Лихая тройка коней быстро несла каткие дрожки офицера. Вдруг, на повороте около одного оврага, что-то черное, лежавшее почти на самой дороге, мелькнуло в глаза пугливых коней; кони всполохнулись, рванулись и, не чуя вожжей кучера, бросились в сторону с большой дороги, по рытвинам и кочкам. Кучер слетел с своего места, офицер почти вслед за ним — и кони скоро скрылись из глаз.
Не чувствуя никакого ушиба, Мельский — так назывался офицер — встал, отряхнулся и пошел отыскивать своего кучера, которого скоро нашел также на ногах и в добром здоровье. Оба они упали на мягкий чернозем и разделались только невольным своим полетом. Поздно было искать лошадей; да и где их найти? Почему офицер, со всею беспечностию молодых лет, оставя на произвол судеб коней своих и колесницу, захотел узнать, что было причиною их испуга.
— Иван, — говорил он кучеру, шедшему вслед за ним, — как ты думаешь, чего испугались лошади?
— Помилуйте, сударь, да как и не испугаться: на дороге лежала целая стая волков!
— Трус!
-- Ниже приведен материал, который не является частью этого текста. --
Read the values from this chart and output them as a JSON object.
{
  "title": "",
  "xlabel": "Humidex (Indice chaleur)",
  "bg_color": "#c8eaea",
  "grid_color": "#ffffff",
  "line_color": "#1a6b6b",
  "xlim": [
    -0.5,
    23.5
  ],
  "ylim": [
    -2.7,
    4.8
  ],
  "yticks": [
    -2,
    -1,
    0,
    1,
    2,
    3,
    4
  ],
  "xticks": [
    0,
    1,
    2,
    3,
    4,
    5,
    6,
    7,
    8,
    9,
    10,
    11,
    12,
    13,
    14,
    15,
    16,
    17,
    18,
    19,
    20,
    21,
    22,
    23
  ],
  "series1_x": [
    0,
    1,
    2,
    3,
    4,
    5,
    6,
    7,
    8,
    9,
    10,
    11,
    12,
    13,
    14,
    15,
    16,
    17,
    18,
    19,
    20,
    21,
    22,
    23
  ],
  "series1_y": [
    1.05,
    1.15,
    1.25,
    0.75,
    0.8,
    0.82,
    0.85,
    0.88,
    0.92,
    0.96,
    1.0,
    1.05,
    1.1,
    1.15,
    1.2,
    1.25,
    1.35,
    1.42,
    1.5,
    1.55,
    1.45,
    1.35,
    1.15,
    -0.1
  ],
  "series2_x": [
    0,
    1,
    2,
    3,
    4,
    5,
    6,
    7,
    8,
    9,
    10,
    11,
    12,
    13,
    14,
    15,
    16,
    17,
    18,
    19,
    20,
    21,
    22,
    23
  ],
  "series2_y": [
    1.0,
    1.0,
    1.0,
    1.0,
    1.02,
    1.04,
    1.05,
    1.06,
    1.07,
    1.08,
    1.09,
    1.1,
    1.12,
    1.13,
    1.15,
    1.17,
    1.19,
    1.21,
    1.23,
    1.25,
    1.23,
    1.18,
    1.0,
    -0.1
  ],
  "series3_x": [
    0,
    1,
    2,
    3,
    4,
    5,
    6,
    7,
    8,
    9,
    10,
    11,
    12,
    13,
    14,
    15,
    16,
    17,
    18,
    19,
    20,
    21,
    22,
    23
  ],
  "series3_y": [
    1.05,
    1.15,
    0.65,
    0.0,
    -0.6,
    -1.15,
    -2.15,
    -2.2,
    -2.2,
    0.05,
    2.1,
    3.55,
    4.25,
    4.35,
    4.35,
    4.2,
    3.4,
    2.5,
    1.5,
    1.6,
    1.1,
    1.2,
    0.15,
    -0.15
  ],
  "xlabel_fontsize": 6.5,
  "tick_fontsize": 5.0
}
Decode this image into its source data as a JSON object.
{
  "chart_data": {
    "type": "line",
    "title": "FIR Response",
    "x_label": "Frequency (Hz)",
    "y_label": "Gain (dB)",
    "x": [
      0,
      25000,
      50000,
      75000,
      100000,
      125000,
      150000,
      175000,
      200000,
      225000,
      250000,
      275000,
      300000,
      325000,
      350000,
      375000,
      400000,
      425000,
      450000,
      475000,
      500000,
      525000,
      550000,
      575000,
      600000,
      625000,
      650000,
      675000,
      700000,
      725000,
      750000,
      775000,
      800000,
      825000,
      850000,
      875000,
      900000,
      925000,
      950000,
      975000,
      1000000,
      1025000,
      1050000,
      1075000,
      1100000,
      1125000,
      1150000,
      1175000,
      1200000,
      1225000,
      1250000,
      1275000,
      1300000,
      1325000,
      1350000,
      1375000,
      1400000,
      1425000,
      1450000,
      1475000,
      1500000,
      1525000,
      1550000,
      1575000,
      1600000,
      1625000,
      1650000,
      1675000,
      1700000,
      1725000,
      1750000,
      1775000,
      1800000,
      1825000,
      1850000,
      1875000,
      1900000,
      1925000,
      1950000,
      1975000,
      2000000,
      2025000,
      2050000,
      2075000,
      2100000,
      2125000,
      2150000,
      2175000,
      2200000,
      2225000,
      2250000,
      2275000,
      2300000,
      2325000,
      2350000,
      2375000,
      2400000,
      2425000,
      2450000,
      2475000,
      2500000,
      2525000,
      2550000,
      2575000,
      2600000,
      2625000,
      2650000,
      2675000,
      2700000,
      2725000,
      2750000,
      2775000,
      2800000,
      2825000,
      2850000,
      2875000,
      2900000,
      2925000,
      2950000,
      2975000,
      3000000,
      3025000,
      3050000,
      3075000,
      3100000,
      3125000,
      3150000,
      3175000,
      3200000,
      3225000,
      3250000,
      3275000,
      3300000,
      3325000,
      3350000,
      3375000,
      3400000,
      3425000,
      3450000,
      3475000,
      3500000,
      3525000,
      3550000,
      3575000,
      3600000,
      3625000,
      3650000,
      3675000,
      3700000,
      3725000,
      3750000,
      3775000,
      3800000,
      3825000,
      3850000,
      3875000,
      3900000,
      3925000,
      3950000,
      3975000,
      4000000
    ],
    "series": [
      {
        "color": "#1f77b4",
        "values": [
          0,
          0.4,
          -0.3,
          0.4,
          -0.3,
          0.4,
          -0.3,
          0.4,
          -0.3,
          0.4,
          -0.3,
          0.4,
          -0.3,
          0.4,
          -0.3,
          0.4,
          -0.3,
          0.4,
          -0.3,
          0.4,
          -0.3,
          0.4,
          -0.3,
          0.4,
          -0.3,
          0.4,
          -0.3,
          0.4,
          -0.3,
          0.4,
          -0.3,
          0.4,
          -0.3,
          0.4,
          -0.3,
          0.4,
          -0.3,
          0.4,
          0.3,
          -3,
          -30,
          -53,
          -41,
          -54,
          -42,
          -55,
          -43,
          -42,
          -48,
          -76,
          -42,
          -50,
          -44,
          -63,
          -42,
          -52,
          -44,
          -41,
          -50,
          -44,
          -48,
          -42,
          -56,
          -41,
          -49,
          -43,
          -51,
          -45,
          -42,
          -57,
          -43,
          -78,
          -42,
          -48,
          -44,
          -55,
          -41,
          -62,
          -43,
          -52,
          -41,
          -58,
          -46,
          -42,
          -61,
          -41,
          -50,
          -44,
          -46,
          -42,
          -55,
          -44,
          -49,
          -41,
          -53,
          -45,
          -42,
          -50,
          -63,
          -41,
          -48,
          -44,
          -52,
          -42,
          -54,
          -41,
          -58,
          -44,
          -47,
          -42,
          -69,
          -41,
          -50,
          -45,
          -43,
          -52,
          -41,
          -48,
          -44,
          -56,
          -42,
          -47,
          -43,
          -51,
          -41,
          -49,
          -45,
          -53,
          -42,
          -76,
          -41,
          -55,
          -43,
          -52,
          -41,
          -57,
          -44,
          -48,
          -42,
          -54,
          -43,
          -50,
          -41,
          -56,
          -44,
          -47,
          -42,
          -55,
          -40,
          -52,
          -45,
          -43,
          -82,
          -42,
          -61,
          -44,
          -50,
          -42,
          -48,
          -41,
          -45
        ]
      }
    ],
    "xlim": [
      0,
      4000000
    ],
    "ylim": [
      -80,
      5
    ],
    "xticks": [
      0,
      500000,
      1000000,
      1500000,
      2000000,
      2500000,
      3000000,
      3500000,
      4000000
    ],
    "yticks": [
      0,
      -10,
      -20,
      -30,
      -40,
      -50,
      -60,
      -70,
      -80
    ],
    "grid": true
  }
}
Недаром говорят: у страха глаза велики.
— Да право, сударь, их было по крайней мере пары две или три.
— Перестань болтать пустое; если б это были волки, то ужли ты думаешь, что они и не пошевельнулись бы в то время, когда мы со стуком пронеслись мимо них?
— Воля ваша, сударь, а я сам видел с полдюжины глаз, которые горели, как уголья.
— Полно, полно! Ты видел в траве какого-нибудь светляка или и вовсе ничего не видал. Ступай за мною: пойдем доведываться, что там было.
— Да как, сударь! При мне ни топора, ни большого ключа от колес: все это в дрожках.
— При тебе твой кнут, а за поясом вижу у тебя большой складной нож: этого очень довольно. Ступай за мною, и больше ни слова.
Не смея ослушаться своего барина, Иван пошел за ним, взяв в обе руки оба свои оружия, повеся голову и ворча себе под нос.
Мельский и сам из предосторожности вынул шпагу и окидывал взором дорогу впереди себя. Небольшого труда стоило ему отыскать черное страшилище Ивана и лошадей: то был человек; он лежал на краю дороги, поджав ноги под платье и укутав голову рукою, и, казалось, спал крепким сном,
— Вставай, пьяница, — кричал ему Мельский, толкая его под бок носком сапога.
— Пьяница? Не я пьяница, а твои глаза охмелели, — отвечал грубый, хриповатый голос.
— Вставай же, покамест тебя не подняли неволею.